The lab uses real-time qRT-PCR to profile tumors from formalin-fixed, paraffin-embedded (FFPE) tissue. The ability to accurately quantify transcripts from RNA extracted from FFPE tissues allows biomarkers to be interrogated using archived tumor samples from breast cancer patients with long-term follow-up.

The breast cancer projects in the Bernard Lab are funded by the NIH/NCI (U01 CA114722-01: Biological Classification of Breast Cancer by qRT-PCR) and the Breast Cancer Research Foundation in collaboration with the Cancer and Leukemia Group B clinical trial group.

Over the next year, the consortium will be using newly developed techniques to validate hundreds of biomarkers for classification of breast cancer from FFPE tissues. These studies will ultimately result in molecular diagnostics that will guide personalized therapies for women with breast cancer.

Melanoma Research

Melanoma accounts for only 4 percent of skin cancers but is responsible for nearly 80 percent of skin cancer related deaths. Over the past 30 years, the incidence of melanoma has risen 50 percent and is continuing to increase at a rate of 3 percent per year.

The presence of a lymph node metastasis is the most important prognostic factor for patients diagnosed with localized melanoma. By histopathology (H&E/IHC), patients with node involvement have a significantly higher risk of relapse and death.

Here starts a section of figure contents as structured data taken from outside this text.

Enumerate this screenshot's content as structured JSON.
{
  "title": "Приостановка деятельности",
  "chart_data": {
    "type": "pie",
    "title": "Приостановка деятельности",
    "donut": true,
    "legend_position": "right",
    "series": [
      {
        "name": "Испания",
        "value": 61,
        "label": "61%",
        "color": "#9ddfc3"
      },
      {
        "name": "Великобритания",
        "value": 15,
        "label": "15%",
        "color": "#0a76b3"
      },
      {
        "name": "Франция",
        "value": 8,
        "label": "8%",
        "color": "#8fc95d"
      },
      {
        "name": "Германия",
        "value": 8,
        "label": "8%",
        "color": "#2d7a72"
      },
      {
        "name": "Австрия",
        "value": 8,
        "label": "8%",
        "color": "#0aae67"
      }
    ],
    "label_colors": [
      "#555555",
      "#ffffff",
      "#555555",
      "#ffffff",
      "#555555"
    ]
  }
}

Molecular methods are more sensitive in detecting occult lymph node metastases than standard histopathology and have utility in clinical diagnostics. We are using real-time qRT-PCR to assess the sensitivity and specificity of gene expression of molecular markers for melanoma.

Our results will provide independent validation of several melanoma markers currently used in clinical trials and will help identify other markers that could improve the accuracy of RT-PCR assays used for molecular staging in melanoma.

Sarcoma Research

Sarcomas represent a lethal subset of cancers within adult and pediatric populations. In contrast to many common cancers such as breast, prostate, colon, and lung, which are derived from epithelial tissues, sarcomas arise from mesenchymal tissues (bone, muscle, and connective tissues) and affect significantly younger individuals, especially children.

By light microcopy, sarcomas are often difficult to differentiate from each other and molecular methods are now being used to better define the disease.

The Bernard Lab has developed real-time RT-PCR assays for the detection of disease-defining translocations in sarcomas. Based on this work there are now 3 clinically offered:

  1. (ARUP Laboratories, Inc) molecular assays for Rhabdomyosarcoma (PAX3/7-FKHD),
  2. Synovial Sarcoma (SSX1/2-SYT), and
  3. Ewing's Sarcoma (EWS-FLI1/ERG).

We are expanding the application of these assays, which are currently used to confirm the histological diagnosis, to detect minimal residual disease in the blood and bone marrow. These assays will be used in our mouse tumor models and in sarcoma patients.